Tag Archives: perception

Second Year, Part One

It’s the end of the summer (I am OK with this) and it’s been a while. I am off the idea of fitness tracker comparisons (I love my Jawbone UP2, anyway, and maybe I’ll talk about it sometime) and I never made it with the recipe integration (I leave this to the experts) so I am just going to go with whatever moves me that day.

Two days ago, I left R Featherstone at school for her second year. (We agree that we prefer “second year” to “sophomore” – the latter of which, when you think about it, does sound sophomoric.) The days before were filled with shopping, not shopping, packing, and, especially, not packing, not to mention reading other people’s Facebook posts about sending their kids off to school for the first time and how (insert powerful emotion here) that felt. Not really me, this year, with the mad posting. We both kind of knew what to expect.

Or did we? We filled the car to the gills, making me take a moment to pat myself on the back yet again for purchasing a monster truck (technically, a midsize, I think, SUV, but to this girl, it’s a monster truck) that would hold almost everything. We had to leave the “micro fridge” at home for the time being as the “micro” portion of it turned out to be a misnomer. Anyway, we’ve packed before, check. And we’ve done the road trip together, check. But what we didn’t pack last year was perspective. Perspective, if not folded neatly, would have filled the entire monster truck. Between the two of us, we had classes, scheduling, finance issues, separation issues (both of us, dare I say), discovering where we needed some extra help, and home and work issues. Layer all this on top of a been there, done that attitude, and some unexpected bubbles emerge.

The three hour drive allowed us time both to talk sans most distractions and get too much coffee. I resisted the urge to lecture on everything (R may disagree) and was able to listen and enjoy hearing from this evolving – gasp – young woman. Not terribly stressful.

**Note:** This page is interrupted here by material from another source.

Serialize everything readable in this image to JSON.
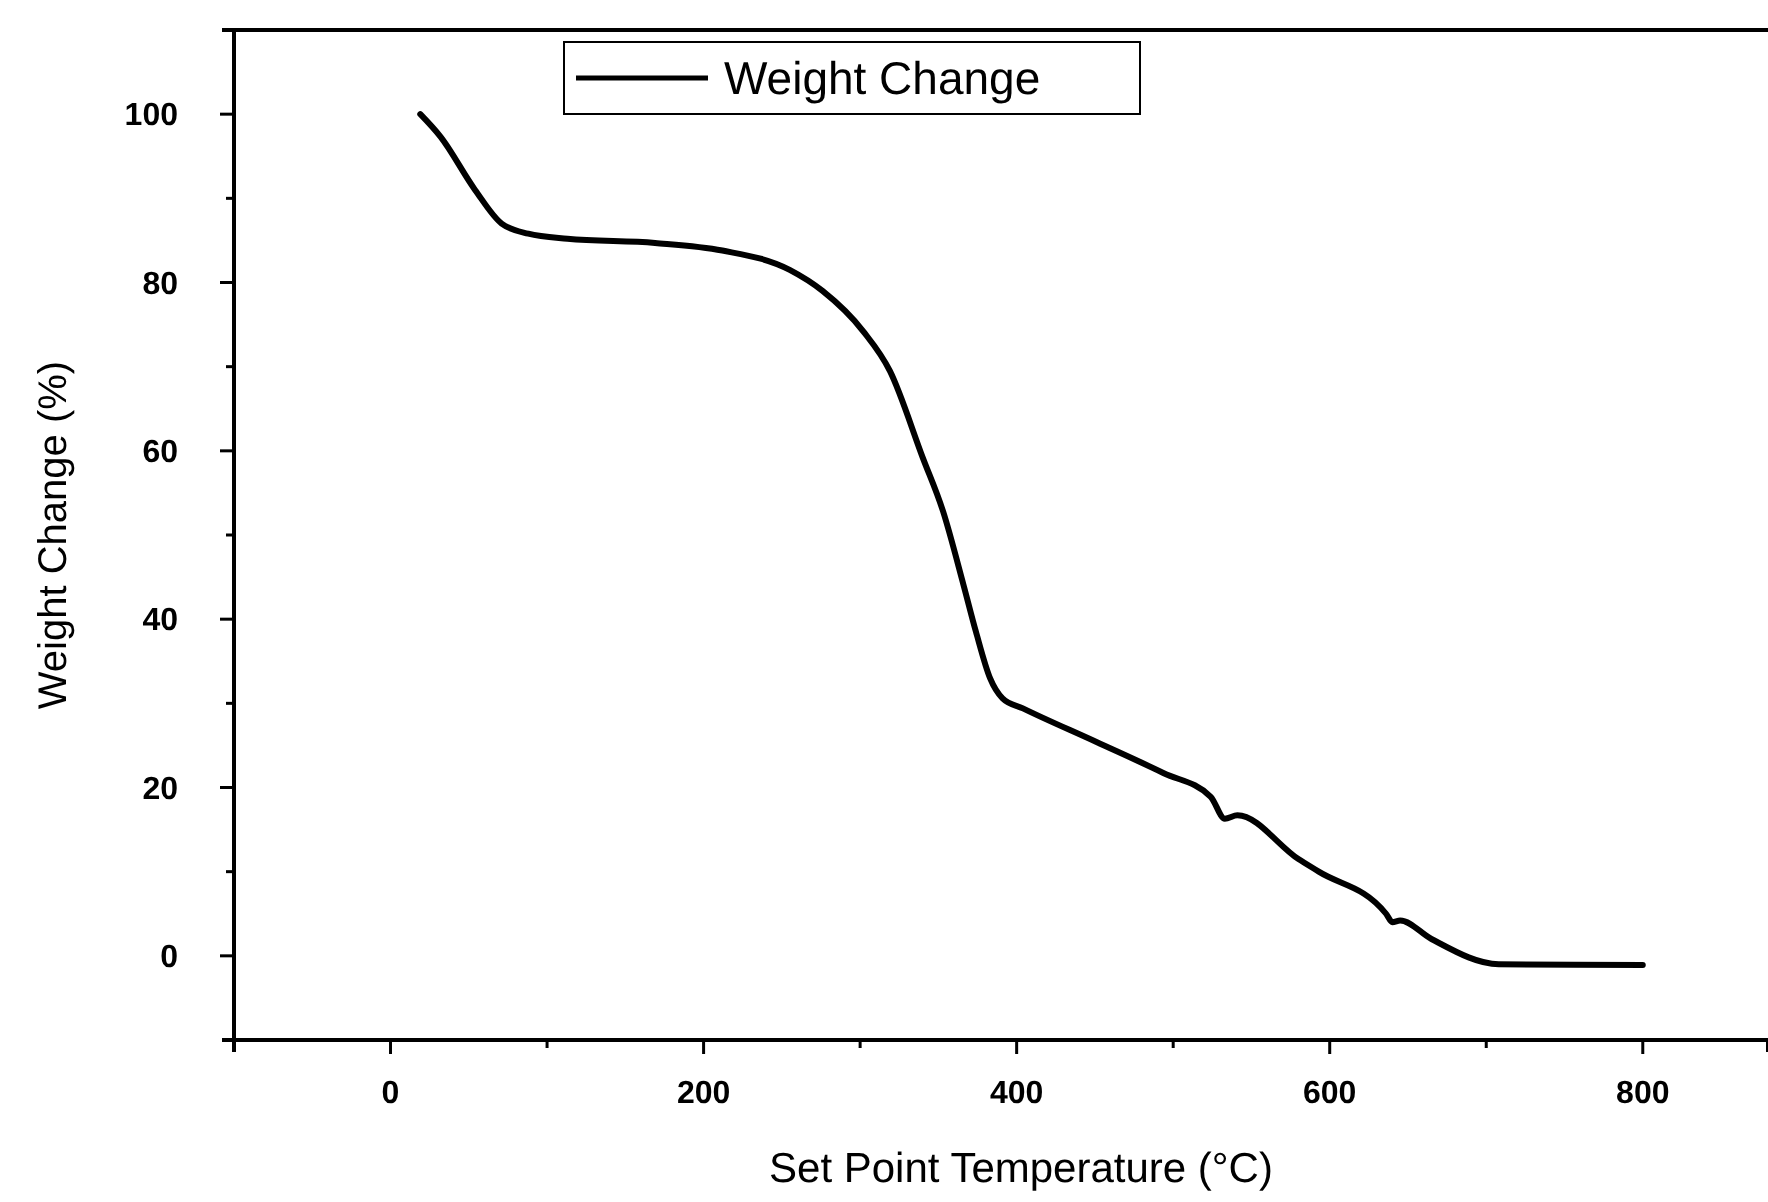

What R didn’t know, and maybe won’t until now, is how much I miss her when she’s not around. On occasion, we joke about her staying home, or me camping out in her dorm. It’s great fun. My life sparks when she’s nearby. We’ve got this good thing going, a language of our own, things that make us laugh ’til we’re doubled over. I have fun with her that I simply can’t have with anyone else. All that, I realize, is completely selfish of me. My world may light up when she’s here, but her world blossoms and brims with opportunity when she’s not. Perhaps that’s the most difficult part. Yes, we need each other, but not as much as she needs to grow and explore this crazy, rich world around us. I will always be here, stepping back to let her surge forward, but close enough to grab her hand on this crazy ride – if she’ll let me.

Movin’!

Thanks to an excellent walk with my friend J, today’s stats are:

Jawbone: 12,700 steps (5.8 miles)      Fitbit: 13,581 steps (6.05 miles)

I don’t really have an explanation for the difference. Same person, same wrist, blah blah blah.

While walking and talking today, I thought about writing and blogging and what I am trying to do here. If it’s not clear already, I don’t necessarily know what I am doing. (Case in point: lack of visual pizazz.) 

Two themes emerged during this excellent walk: moving and perception. Y’see, I’ve been doing a lot of moving lately. Not just walking (because I haven’t really been doing enough of that), but actual moving. Three (oh my, or is it four?) weeks ago, my kids and I moved in with my boyfriend and his two boys. So we’ve moved towns. I’ve moved my relationship status. I’m often moved to tears. More blah blah blah. And perception – two devices looking at exactly the same situation see things differently (either that, or I am just reading way too much into this experiment). This is a theme for me in many ways, most pointedly at work. 

Speaking of which…the other day, someone noticed my two fitness trackers, and pointed out that fact to the assembled crowd. A good laugh was gotten when someone noted that I would probably use the one that gave me the better results. Um, no. That’s not it at all. Again: perception. (And a reminder that I need to keep moving.) I considered launching into an explanation of the whole thing, but instead, I curled up into my imaginary shell and waited until someone changed the subject. 

Going along with that moving theme, this is a big week for the Featherstone family. My son is “moving up” from 8th grade (yeah, it’s actually called a moving up ceremony) and my daughter will graduate from high school. Bring on the tissues.